L’énergie chaotique les suivait en tournée, avec des nuits passées chez des fans, dans des motels bon marché ou dans leur camionnette. Leurs performances étaient déchaînées, incontrôlées, et des manifestations brutes d’exubérance thrash. Cependant, en dehors de la scène, le besoin de drogue les conduisait souvent à vendre leur équipement pour avoir leur dose, ce qui les obligeait à des chasses au trésor dans les magasins d’occasion pour récupérer leur matériel.
La relation du groupe avec Combat Records s’est détériorée lorsqu’ils se sont retrouvés bloqués sans fonds pour l’essence afin d’atteindre leur prochain concert.
“J’ai appelé le vice-président de Combat et il était vraiment désagréable”, se souvient Mustaine. “Je lui ai dit que j’étais à l’hôtel et que j’avais besoin d’argent pour l’essence afin d’atteindre la prochaine ville pour qu’on puisse être payés. Et le gars me dit, ‘Trouvez-vous un travail.’”

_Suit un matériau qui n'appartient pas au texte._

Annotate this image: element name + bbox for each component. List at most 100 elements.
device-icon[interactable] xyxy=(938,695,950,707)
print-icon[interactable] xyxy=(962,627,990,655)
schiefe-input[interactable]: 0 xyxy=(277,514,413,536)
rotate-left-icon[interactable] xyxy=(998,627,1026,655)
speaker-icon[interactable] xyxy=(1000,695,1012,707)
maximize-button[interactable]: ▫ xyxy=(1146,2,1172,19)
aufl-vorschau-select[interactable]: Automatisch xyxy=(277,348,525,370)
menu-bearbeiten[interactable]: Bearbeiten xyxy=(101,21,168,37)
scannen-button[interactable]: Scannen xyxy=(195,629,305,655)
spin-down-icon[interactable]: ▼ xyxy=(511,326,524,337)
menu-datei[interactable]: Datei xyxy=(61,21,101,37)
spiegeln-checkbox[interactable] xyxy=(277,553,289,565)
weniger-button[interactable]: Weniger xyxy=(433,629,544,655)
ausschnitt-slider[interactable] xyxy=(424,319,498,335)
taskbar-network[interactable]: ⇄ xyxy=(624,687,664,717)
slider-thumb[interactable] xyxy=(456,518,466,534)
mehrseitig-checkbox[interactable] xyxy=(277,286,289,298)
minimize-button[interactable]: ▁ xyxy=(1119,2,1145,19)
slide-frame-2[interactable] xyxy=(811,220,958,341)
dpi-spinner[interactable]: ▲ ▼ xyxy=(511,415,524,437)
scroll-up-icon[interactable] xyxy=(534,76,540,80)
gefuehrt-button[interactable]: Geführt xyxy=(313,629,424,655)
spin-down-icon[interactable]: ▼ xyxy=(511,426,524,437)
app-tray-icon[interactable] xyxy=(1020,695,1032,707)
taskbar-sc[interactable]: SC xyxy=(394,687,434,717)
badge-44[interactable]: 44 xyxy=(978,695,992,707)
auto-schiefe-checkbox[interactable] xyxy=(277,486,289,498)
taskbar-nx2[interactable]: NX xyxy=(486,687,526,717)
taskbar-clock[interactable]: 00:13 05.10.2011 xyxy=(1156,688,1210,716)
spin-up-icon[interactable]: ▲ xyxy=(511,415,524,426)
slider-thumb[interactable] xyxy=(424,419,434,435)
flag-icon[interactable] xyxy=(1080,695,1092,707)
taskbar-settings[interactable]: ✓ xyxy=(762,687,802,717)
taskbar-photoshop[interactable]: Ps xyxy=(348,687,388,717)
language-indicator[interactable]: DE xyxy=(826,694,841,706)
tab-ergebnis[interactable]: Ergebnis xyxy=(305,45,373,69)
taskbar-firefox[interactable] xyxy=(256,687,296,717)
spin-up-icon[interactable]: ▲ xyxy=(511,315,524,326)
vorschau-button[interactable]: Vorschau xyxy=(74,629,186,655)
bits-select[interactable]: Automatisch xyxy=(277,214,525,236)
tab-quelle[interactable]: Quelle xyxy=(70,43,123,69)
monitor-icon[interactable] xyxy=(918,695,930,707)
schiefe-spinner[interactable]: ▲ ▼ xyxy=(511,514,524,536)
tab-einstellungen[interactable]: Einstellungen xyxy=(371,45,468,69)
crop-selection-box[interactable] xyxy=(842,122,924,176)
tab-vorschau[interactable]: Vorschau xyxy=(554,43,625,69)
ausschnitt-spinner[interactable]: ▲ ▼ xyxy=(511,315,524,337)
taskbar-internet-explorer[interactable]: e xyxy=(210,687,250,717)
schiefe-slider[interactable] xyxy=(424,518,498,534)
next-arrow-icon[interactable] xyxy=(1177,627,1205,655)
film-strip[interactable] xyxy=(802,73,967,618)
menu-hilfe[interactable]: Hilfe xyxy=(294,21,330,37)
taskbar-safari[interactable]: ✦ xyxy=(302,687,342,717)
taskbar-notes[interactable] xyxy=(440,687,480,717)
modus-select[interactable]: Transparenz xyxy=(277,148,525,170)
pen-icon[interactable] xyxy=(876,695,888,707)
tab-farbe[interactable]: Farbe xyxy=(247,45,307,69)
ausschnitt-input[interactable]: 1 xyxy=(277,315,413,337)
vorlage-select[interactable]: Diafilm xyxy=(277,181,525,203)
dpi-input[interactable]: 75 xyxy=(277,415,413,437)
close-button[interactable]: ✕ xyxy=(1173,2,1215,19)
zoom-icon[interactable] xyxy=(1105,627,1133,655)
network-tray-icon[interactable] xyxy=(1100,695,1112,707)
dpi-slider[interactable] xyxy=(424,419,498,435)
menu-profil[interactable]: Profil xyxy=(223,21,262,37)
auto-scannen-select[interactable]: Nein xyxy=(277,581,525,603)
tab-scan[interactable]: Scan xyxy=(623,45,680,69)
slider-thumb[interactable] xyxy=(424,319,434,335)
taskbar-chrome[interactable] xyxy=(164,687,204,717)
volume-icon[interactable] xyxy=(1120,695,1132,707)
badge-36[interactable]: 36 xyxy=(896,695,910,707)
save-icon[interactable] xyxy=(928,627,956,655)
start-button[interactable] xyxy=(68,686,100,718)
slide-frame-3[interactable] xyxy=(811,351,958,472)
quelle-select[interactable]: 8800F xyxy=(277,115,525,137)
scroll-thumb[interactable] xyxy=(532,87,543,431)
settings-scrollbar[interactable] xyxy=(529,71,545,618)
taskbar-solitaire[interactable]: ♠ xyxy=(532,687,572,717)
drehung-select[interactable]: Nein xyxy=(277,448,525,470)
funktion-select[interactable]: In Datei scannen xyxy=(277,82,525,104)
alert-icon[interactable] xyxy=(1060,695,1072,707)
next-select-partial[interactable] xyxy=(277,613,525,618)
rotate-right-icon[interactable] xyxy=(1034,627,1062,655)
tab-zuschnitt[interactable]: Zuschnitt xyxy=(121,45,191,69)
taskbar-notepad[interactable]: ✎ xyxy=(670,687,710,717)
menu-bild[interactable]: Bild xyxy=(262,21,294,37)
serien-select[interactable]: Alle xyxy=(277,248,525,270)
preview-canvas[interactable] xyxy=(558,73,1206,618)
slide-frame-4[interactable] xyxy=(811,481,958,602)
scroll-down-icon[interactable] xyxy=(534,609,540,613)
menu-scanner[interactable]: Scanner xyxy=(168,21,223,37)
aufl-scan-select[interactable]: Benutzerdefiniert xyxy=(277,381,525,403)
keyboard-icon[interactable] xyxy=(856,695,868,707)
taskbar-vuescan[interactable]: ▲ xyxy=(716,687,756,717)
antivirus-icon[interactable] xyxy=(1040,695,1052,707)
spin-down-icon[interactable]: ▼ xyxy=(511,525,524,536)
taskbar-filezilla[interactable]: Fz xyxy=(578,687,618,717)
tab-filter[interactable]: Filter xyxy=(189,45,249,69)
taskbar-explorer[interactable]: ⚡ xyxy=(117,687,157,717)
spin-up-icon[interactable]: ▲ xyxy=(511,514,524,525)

L’attitude dédaigneuse du label a été un coup dur, mais la détermination inébranlable de Mustaine a empêché leur chute. Pour lui, chaque obstacle était un défi à surmonter, un témoignage de sa quête implacable de vengeance contre Metallica.
Killing Is My Business… And Business Is Good! a secoué la scène thrash lors de sa sortie en juin 1985. Le sujet de Metallica était abordé dans pratiquement chaque interview, entraînant généralement des critiques furieuses de la part d’un Dave perpétuellement méprisant.
L’héritage de l’album reste intact après près de quatre décennies ; un témoignage amer du pouvoir motivant de la rancune et de la vengeance, et le symbole d’un homme qui refusait d’être vaincu.